When bugs are particularly non-obvious, a good first step is to reduce the complexity of the problem. Try and remove as much code as possible. A good rule of thumb is to remove half of the code, and retest. If the bug has gone away, then it required interacting with the other half of the code.
This technique can very quickly isolate a test case (that still fails) into something of manageable size. In doing so, the bug normally becomes obvious. You can then revert to the original code, and fix the problem there.

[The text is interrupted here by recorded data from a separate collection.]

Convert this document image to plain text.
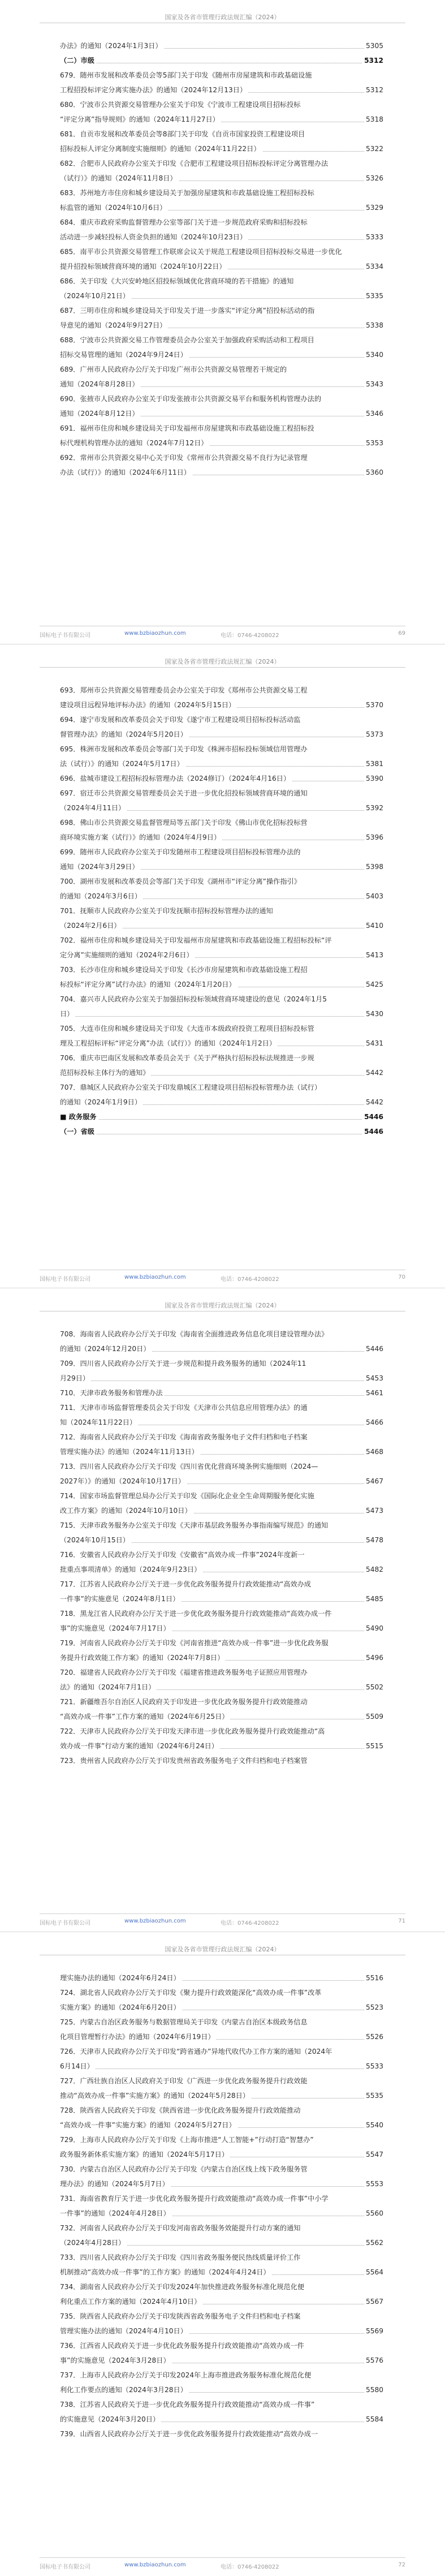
国家及各省市管理行政法规汇编（2024）
办法》的通知（2024年1月3日）	5305
（二）市级	5312
679．随州市发展和改革委员会等5部门关于印发《随州市房屋建筑和市政基础设施
工程招投标评定分离实施办法》的通知（2024年12月13日）	5312
680．宁波市公共资源交易管理办公室关于印发《宁波市工程建设项目招标投标
“评定分离”指导规则》的通知（2024年11月27日）	5318
681．自贡市发展和改革委员会等8部门关于印发《自贡市国家投资工程建设项目
招标投标人评定分离制度实施细则》的通知（2024年11月22日）	5322
682．合肥市人民政府办公室关于印发《合肥市工程建设项目招标投标评定分离管理办法
（试行）》的通知（2024年11月8日）	5326
683．苏州地方市住房和城乡建设局关于加强房屋建筑和市政基础设施工程招标投标
标监管的通知（2024年10月6日）	5329
684．重庆市政府采购监督管理办公室等部门关于进一步规范政府采购和招标投标
活动进一步减轻投标人资金负担的通知（2024年10月23日）	5333
685．南平市公共资源交易管理工作联席会议关于规范工程建设项目招标投标交易进一步优化
提升招投标领域营商环境的通知（2024年10月22日）	5334
686．关于印发《大兴安岭地区招投标领域优化营商环境的若干措施》的通知
（2024年10月21日）	5335
687．三明市住房和城乡建设局关于印发关于进一步落实“评定分离”招投标活动的指
导意见的通知（2024年9月27日）	5338
688．宁波市公共资源交易工作管理委员会办公室关于加强政府采购活动和工程项目
招标交易管理的通知（2024年9月24日）	5340
689．广州市人民政府办公厅关于印发广州市公共资源交易管理若干规定的
通知（2024年8月28日）	5343
690．张掖市人民政府办公室关于印发张掖市公共资源交易平台和服务机构管理办法的
通知（2024年8月12日）	5346
691．福州市住房和城乡建设局关于印发福州市房屋建筑和市政基础设施工程招标投
标代理机构管理办法的通知（2024年7月12日）	5353
692．常州市公共资源交易中心关于印发《常州市公共资源交易不良行为记录管理
办法（试行）》的通知（2024年6月11日）	5360
国标电子书有限公司	www.bzbiaozhun.com	电话：0746-4208022	69
国家及各省市管理行政法规汇编（2024）
693．郑州市公共资源交易管理委员会办公室关于印发《郑州市公共资源交易工程
建设项目远程异地评标办法》的通知（2024年5月15日）	5370
694．遂宁市发展和改革委员会关于印发《遂宁市工程建设项目招标投标活动监
督管理办法》的通知（2024年5月20日）	5373
695．株洲市发展和改革委员会等部门关于印发《株洲市招标投标领域信用管理办
法（试行）》的通知（2024年5月17日）	5381
696．盐城市建设工程招标投标管理办法（2024修订）（2024年4月16日）	5390
697．宿迁市公共资源交易管理委员会关于进一步优化招投标领域营商环境的通知
（2024年4月11日）	5392
698．佛山市公共资源交易监督管理局等五部门关于印发《佛山市优化招标投标营
商环境实施方案（试行）》的通知（2024年4月9日）	5396
699．随州市人民政府办公室关于印发随州市工程建设项目招标投标管理办法的
通知（2024年3月29日）	5398
700．湖州市发展和改革委员会等部门关于印发《湖州市“评定分离”操作指引》
的通知（2024年3月6日）	5403
701．抚顺市人民政府办公室关于印发抚顺市招标投标管理办法的通知
（2024年2月6日）	5410
702．福州市住房和城乡建设局关于印发福州市房屋建筑和市政基础设施工程招标投标“评
定分离”实施细则的通知（2024年2月6日）	5413
703．长沙市住房和城乡建设局关于印发《长沙市房屋建筑和市政基础设施工程招
标投标“评定分离”试行办法》的通知（2024年1月20日）	5425
704．嘉兴市人民政府办公室关于加强招标投标领域营商环境建设的意见（2024年1月5
日）	5430
705．大连市住房和城乡建设局关于印发《大连市本级政府投资工程项目招标投标管
理及工程招标评标“评定分离”办法（试行）》的通知（2024年1月2日）	5431
706．重庆市巴南区发展和改革委员会关于《关于严格执行招标投标法规推进一步规
范招标投标主体行为的通知》	5442
707．鼎城区人民政府办公室关于印发鼎城区工程建设项目招标投标管理办法（试行）
的通知（2024年1月9日）	5442
■ 政务服务	5446
（一）省级	5446
国标电子书有限公司	www.bzbiaozhun.com	电话：0746-4208022	70
国家及各省市管理行政法规汇编（2024）
708．海南省人民政府办公厅关于印发《海南省全面推进政务信息化项目建设管理办法》
的通知（2024年12月20日）	5446
709．四川省人民政府办公厅关于进一步规范和提升政务服务的通知（2024年11
月29日）	5453
710．天津市政务服务和管理办法	5461
711．天津市市场监督管理委员会关于印发《天津市公共信息应用管理办法》的通
知（2024年11月22日）	5466
712．海南省人民政府办公厅关于印发《海南省政务服务电子文件归档和电子档案
管理实施办法》的通知（2024年11月13日）	5468
713．四川省人民政府办公厅关于印发《四川省优化营商环境条例实施细则（2024—
2027年）》的通知（2024年10月17日）	5467
714．国家市场监督管理总局办公厅关于印发《国际化企业全生命周期服务便化实施
改工作方案》的通知（2024年10月10日）	5473
715．天津市政务服务办公室关于印发《天津市基层政务服务办事指南编写规范》的通知
（2024年10月15日）	5478
716．安徽省人民政府办公厅关于印发《安徽省“高效办成一件事”2024年度新一
批重点事项清单》的通知（2024年9月23日）	5482
717．江苏省人民政府办公厅关于进一步优化政务服务提升行政效能推动“高效办成
一件事”的实施意见（2024年8月1日）	5485
718．黑龙江省人民政府办公厅关于进一步优化政务服务提升行政效能推动“高效办成一件
事”的实施意见（2024年7月17日）	5490
719．河南省人民政府办公厅关于印发《河南省推进“高效办成一件事”进一步优化政务服
务提升行政效能工作方案》的通知（2024年7月8日）	5496
720．福建省人民政府办公厅关于印发《福建省推进政务服务电子证照应用管理办
法》的通知（2024年7月1日）	5502
721．新疆维吾尔自治区人民政府关于印发进一步优化政务服务提升行政效能推动
“高效办成一件事”工作方案的通知（2024年6月25日）	5509
722．天津市人民政府办公厅关于印发天津市进一步优化政务服务提升行政效能推动“高
效办成一件事”行动方案的通知（2024年6月24日）	5515
723．贵州省人民政府办公厅关于印发贵州省政务服务电子文件归档和电子档案管
国标电子书有限公司	www.bzbiaozhun.com	电话：0746-4208022	71
国家及各省市管理行政法规汇编（2024）
理实施办法的通知（2024年6月24日）	5516
724．湖北省人民政府办公厅关于印发《聚力提升行政效能深化“高效办成一件事”改革
实施方案》的通知（2024年6月20日）	5523
725．内蒙古自治区政务服务与数据管理局关于印发《内蒙古自治区本级政务信息
化项目管理暂行办法》的通知（2024年6月19日）	5526
726．天津市人民政府办公厅关于印发“跨省通办”异地代收代办工作方案的通知（2024年
6月14日）	5533
727．广西壮族自治区人民政府关于印发《广西进一步优化政务服务提升行政效能
推动“高效办成一件事”实施方案》的通知（2024年5月28日）	5535
728．陕西省人民政府关于印发《陕西省进一步优化政务服务提升行政效能推动
“高效办成一件事”实施方案》的通知（2024年5月27日）	5540
729．上海市人民政府办公厅关于印发《上海市推进“人工智能+”行动打造“智慧办”
政务服务新体系实施方案》的通知（2024年5月17日）	5547
730．内蒙古自治区人民政府办公厅关于印发《内蒙古自治区线上线下政务服务管
理办法》的通知（2024年5月7日）	5553
731．海南省教育厅关于进一步优化政务服务提升行政效能推动“高效办成一件事”中小学
一件事”的通知（2024年4月28日）	5560
732．河南省人民政府办公厅关于印发河南省政务服务效能提升行动方案的通知
（2024年4月28日）	5562
733．四川省人民政府办公厅关于印发《四川省政务服务便民热线质量评价工作
机制推动“高效办成一件事”的工作方案》的通知（2024年4月24日）	5564
734．湖南省人民政府办公厅关于印发2024年加快推进政务服务标准化规范化便
利化重点工作方案的通知（2024年4月10日）	5567
735．陕西省人民政府办公厅关于印发陕西省政务服务电子文件归档和电子档案
管理实施办法的通知（2024年4月10日）	5569
736．江西省人民政府关于进一步优化政务服务提升行政效能推动“高效办成一件
事”的实施意见（2024年3月28日）	5576
737．上海市人民政府办公厅关于印发2024年上海市推进政务服务标准化规范化便
利化工作要点的通知（2024年3月28日）	5580
738．江苏省人民政府关于进一步优化政务服务提升行政效能推动“高效办成一件事”
的实施意见（2024年3月20日）	5584
739．山西省人民政府办公厅关于进一步优化政务服务提升行政效能推动“高效办成一
国标电子书有限公司	www.bzbiaozhun.com	电话：0746-4208022	72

In a complex code, this process can be tricky. Lots of the sections of code are coupled to each other. This can require some creative thinking. Choose the domain of your problem carefully (it may only be necessary to apply the machete to one file), and aggressively decouple sections by commenting out function calls.
Remember — it doesn’t matter if you break functionality doing this (you obviously will) so long as you retain the buggy behaviour in the code that is left.
This is really good for finding strange memory interactions — left with the two routines that are trampling on each others toes.
For bugs that change the trajectory of simulations, turning on the
maximum debug output level in NECI (by adding fcimcdebug 5
to the
LOGGING block of the input file in a debug build) can often give a quick
insight into where the problem is located.
Many problems will exhibit with obviously pathological behaviour. For
example trying to spawn NaN
particles, or an extremely large number,
generally indicates a problem in either Hamiltonian matrix element
generation or calculating the generation probabilities. Similarly
walkers being spawned with repeated or zeroed orbitals are a give away.
Similarly, if the bug is recently introduced and a prior version functioned correctly (such as a test code failure)
If you are chasing down a regression (such as a testcode failure), then there is certainly a version that used to work, and a version which now does not. Frequently there are not many commits between these two versions — have a look at what they are. Often the failure is really obvious!
If there are a large number of commits between the last known good
commit and the first known bad commit, then using git bisect
is a very
efficient way to locate the first bad commit and the last good commit.